Just before Tet of 2021, the American ambassador to Vietnam released a music video with a local rapper. Though professionally filmed at multiple locations in two cities, it comes off as lighthearted and casual, as if spontaneously done. In one scene, tallish Daniel Kritenbrink is seated on a low plastic stool, with his coffee on another. Westerners are almost never seen this way in Vietnam. They prefer swanky, air conditioned joints. That Kritenbrink is in a suit and tie adds to the incongruity. As intended, Vietnamese were charmed and seduced by such a down-to-earth big shot, so unlike their own.
Americans, too, are often suckered. Millions swooned over Obama playing basketball or slow jamming. He’s one of us! Trump’s very crassness snares a different crowd.
Though newspapers have been around for centuries, most people couldn’t read them. Mass media, then, is just the broadcasting of bullshit to those who can barely read. Willing fools, we can’t get enough of illusions and lies. Right at the start of his 1928 book, Propaganda, Edward Bernays maps this out:
The conscious and intelligent manipulation of the organized habits and opinions of the masses is an important element in democratic society. Those who manipulate this unseen mechanism of society constitute an invisible government which is the true ruling power of our country.
We are governed, our minds are molded, our tastes formed, our ideas suggested, largely by men we have never heard of.

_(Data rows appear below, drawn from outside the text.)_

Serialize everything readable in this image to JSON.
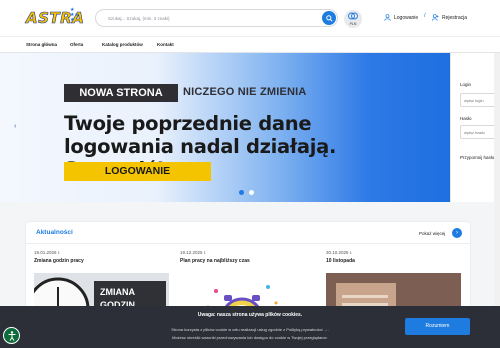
{
  "header": {
    "logo_text": "ASTRA",
    "search_placeholder": "Szukaj... Szukaj, (min. 3 znaki)",
    "language_label": "PLN",
    "login_label": "Logowanie",
    "separator": "/",
    "register_label": "Rejestracja"
  },
  "nav": {
    "items": [
      {
        "label": "Strona główna"
      },
      {
        "label": "Oferta"
      },
      {
        "label": "Katalog produktów"
      },
      {
        "label": "Kontakt"
      }
    ]
  },
  "hero": {
    "badge": "NOWA STRONA",
    "badge_sub": "NICZEGO NIE ZMIENIA",
    "headline": "Twoje poprzednie dane logowania nadal działają. Sprawdź!",
    "cta_label": "LOGOWANIE",
    "active_slide": 1,
    "slide_count": 2
  },
  "login_panel": {
    "login_label": "Login",
    "login_placeholder": "wpisz login",
    "password_label": "Hasło",
    "password_placeholder": "wpisz hasło",
    "forgot_label": "Przypomnij hasło"
  },
  "news": {
    "title": "Aktualności",
    "more_label": "Pokaż więcej",
    "items": [
      {
        "date": "19.01.2026 r.",
        "title": "Zmiana godzin pracy",
        "image_caption_line1": "ZMIANA",
        "image_caption_line2": "GODZIN"
      },
      {
        "date": "19.12.2025 r.",
        "title": "Plan pracy na najbliższy czas"
      },
      {
        "date": "30.10.2025 r.",
        "title": "10 listopada"
      }
    ]
  },
  "cookie": {
    "title": "Uwaga: nasza strona używa plików cookies.",
    "line1": "Strona korzysta z plików cookie w celu realizacji usług zgodnie z Polityką prywatności →.",
    "line2": "Możesz określić warunki przechowywania lub dostępu do cookie w Twojej przeglądarce.",
    "accept_label": "Rozumiem"
  },
  "colors": {
    "accent": "#1e7be0",
    "brand_yellow": "#f5c400",
    "dark": "#2e2e33",
    "cookie_bg": "#2c2f37"
  }
}
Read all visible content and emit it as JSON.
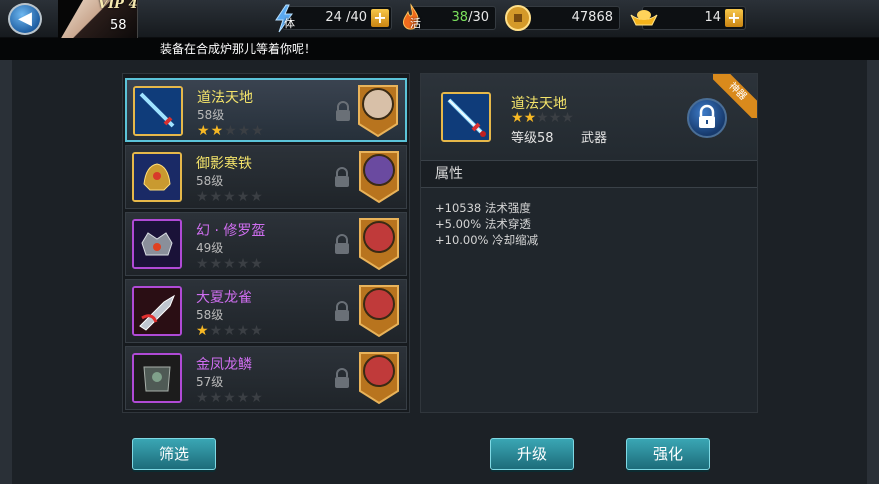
{
  "topbar": {
    "vip": "VIP 4",
    "player_level": "58",
    "stamina": {
      "value": "24 /40",
      "tag": "体"
    },
    "energy": {
      "current": "38",
      "max": "/30",
      "tag": "活"
    },
    "coins": {
      "value": "47868"
    },
    "gold": {
      "value": "14"
    },
    "plus_symbol": "+",
    "back_symbol": "◀"
  },
  "banner": {
    "text": "装备在合成炉那儿等着你呢！"
  },
  "equipment_list": [
    {
      "name": "道法天地",
      "level": "58级",
      "stars": 2,
      "rarity": "gold",
      "name_color": "#f3e36a"
    },
    {
      "name": "御影寒铁",
      "level": "58级",
      "stars": 0,
      "rarity": "gold",
      "name_color": "#f3e36a"
    },
    {
      "name": "幻 · 修罗盔",
      "level": "49级",
      "stars": 0,
      "rarity": "purple",
      "name_color": "#cf6ef0"
    },
    {
      "name": "大夏龙雀",
      "level": "58级",
      "stars": 1,
      "rarity": "purple",
      "name_color": "#cf6ef0"
    },
    {
      "name": "金凤龙鳞",
      "level": "57级",
      "stars": 0,
      "rarity": "purple",
      "name_color": "#cf6ef0"
    }
  ],
  "filter_button": "筛选",
  "detail": {
    "name": "道法天地",
    "stars": 2,
    "level_text": "等级58",
    "type": "武器",
    "corner_tag": "神器",
    "attributes_title": "属性",
    "attributes": [
      "+10538 法术强度",
      "+5.00% 法术穿透",
      "+10.00% 冷却缩减"
    ],
    "upgrade_button": "升级",
    "enhance_button": "强化"
  },
  "icons": {
    "back": "back-arrow-icon",
    "stamina": "lightning-icon",
    "energy": "flame-icon",
    "coin": "coin-icon",
    "gold": "gold-ingot-icon",
    "lock": "lock-icon"
  }
}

Living with constant lies destroys mind and soul, at best. Often enough, it kills.
[Apocalypse Now]
[US Ambassador Daniel Kritenbrink rapping with Wowy in Hanoi just before Tet in 2021]
[victim of Agent Orange]
Thank you for mentioning Eugene Sledge to your readers. Sledge wrote two books on his experience in the Marines during WW2 and afterwards in China: 'With the Old Breed: At Peleliu and Okinawa', and 'China Marine'. Another excellent book is, of course, Robert Manchester's classic 'Goodbye Darkness: A Memoir Of The Pacific War'. And, finally, Guy Sajer's book, 'Forgotten Soldier', is an unforgettable account of a French youth forcibly conscripted into the Schutzstaffel and sent to the Eastern Front.
The truth of it all is so horrifying, though we fetish war and death and destruction, yet abhor the human body. "Watch all the death and blood and horrific killing that you wish," they say, "but the human body, even sans sex, is verboten."
I read once a rather profound fact that had gone unrealized until I came upon this truth: "humanity or 'civilized' humanity is the only species that has to pay to live on this planet." All other species live for free, that is until we've exterminated them.
A truly abominable picture of a child innocent snared by the stark atrocity of war. Another body that they--the war mongers--would not like you to see. Though my uncle did not spray the Agent Orange that ravaged Southeast Asia and this child, he too would fall victim to Agent Orange as its cancer ate through the entirety of his body. And he would not be the first, nor the last.
Was this the karmic balance of "He who lives by the sword, dies by the sword?" So it would seem, as my uncles, soldiers all, fell prey to the sword in its many forms.